Class action lawsuit against Hilton for fraud. This is not weak security, this is Hilton stealing from their customers. Will be retaining legal counsel to sue Hilton in court if my points are not immediately given back and Amazon redemptions are blocked. All transactions are logged and if we subpoena records, we will find no Amazon transactions were made or they were laundering thru Amazon to keep points redemptions off the balance sheet. I have let the CEO know in email and have contacted the FBI Internet crime center as well. A simple test is if my points get immediately returned and Amazon is removed till the security issues are fixed. I believe it is fraud by Hilton as there are way too many complaints on this matter. I also will complain thru BBB as well as other avenues till points are returned.

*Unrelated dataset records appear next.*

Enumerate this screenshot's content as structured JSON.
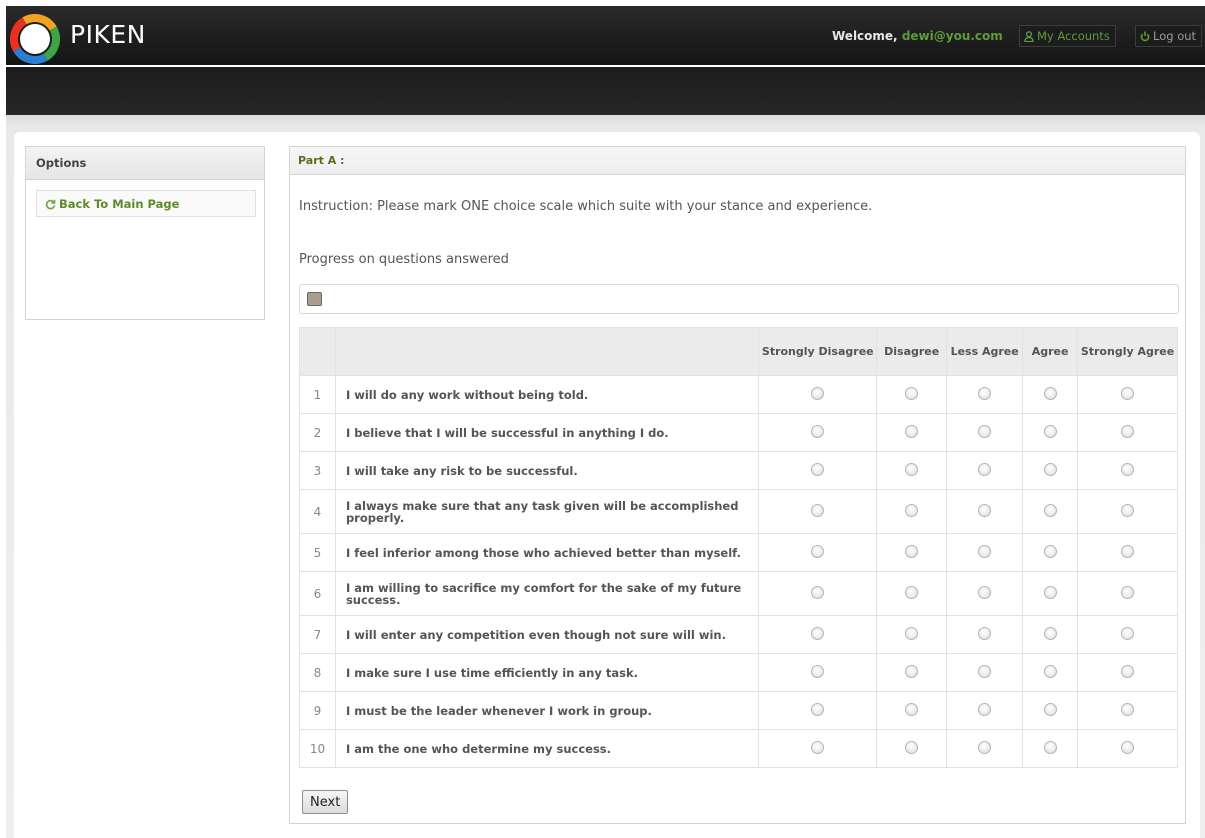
{
  "header": {
    "brand": "PIKEN",
    "welcome_prefix": "Welcome,",
    "user_email": "dewi@you.com",
    "my_accounts_label": "My Accounts",
    "logout_label": "Log out",
    "icons": {
      "accounts": "user-icon",
      "logout": "power-icon"
    }
  },
  "sidebar": {
    "title": "Options",
    "link_label": "Back To Main Page",
    "link_icon": "refresh-icon"
  },
  "main": {
    "part_title": "Part A :",
    "instruction": "Instruction: Please mark ONE choice scale which suite with your stance and experience.",
    "progress_label": "Progress on questions answered",
    "progress_fraction": 0.0,
    "columns": [
      "Strongly Disagree",
      "Disagree",
      "Less Agree",
      "Agree",
      "Strongly Agree"
    ],
    "questions": [
      {
        "num": "1",
        "text": "I will do any work without being told."
      },
      {
        "num": "2",
        "text": "I believe that I will be successful in anything I do."
      },
      {
        "num": "3",
        "text": "I will take any risk to be successful."
      },
      {
        "num": "4",
        "text": "I always make sure that any task given will be accomplished properly."
      },
      {
        "num": "5",
        "text": "I feel inferior among those who achieved better than myself."
      },
      {
        "num": "6",
        "text": "I am willing to sacrifice my comfort for the sake of my future success."
      },
      {
        "num": "7",
        "text": "I will enter any competition even though not sure will win."
      },
      {
        "num": "8",
        "text": "I make sure I use time efficiently in any task."
      },
      {
        "num": "9",
        "text": "I must be the leader whenever I work in group."
      },
      {
        "num": "10",
        "text": "I am the one who determine my success."
      }
    ],
    "next_label": "Next"
  },
  "colors": {
    "accent_green": "#5d9b3c",
    "header_dark": "#1c1c1c",
    "part_title": "#5a6d1c",
    "progress_fill": "#a69f8f"
  }
}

Hello, this is not Hilton’s fault. I know where and how these people get their points from. There are plenty of discord servers, telegram servers, websites, etc. where people crack Hilton honors accounts and sell them. People then buy them thinking they aren’t doing anything wrong and they’re just getting a cheap Hilton account. They are extremely cheap as well: 350k points only costing about $140 which = $700 on amazon.
Still happening… about 300k points gone. It seems Hilton is getting better at retuning these points but still doesn’t solve for the larger issue and fear of a breach. You have to use login credentials to link to Amazon- which tells me they have access to personal and financial info as well.
Just lost 450,375 points this morning and noone will answer why this is still an ongoing issue. Bonus, my account is suspended until they “verify” the fraudulent activity.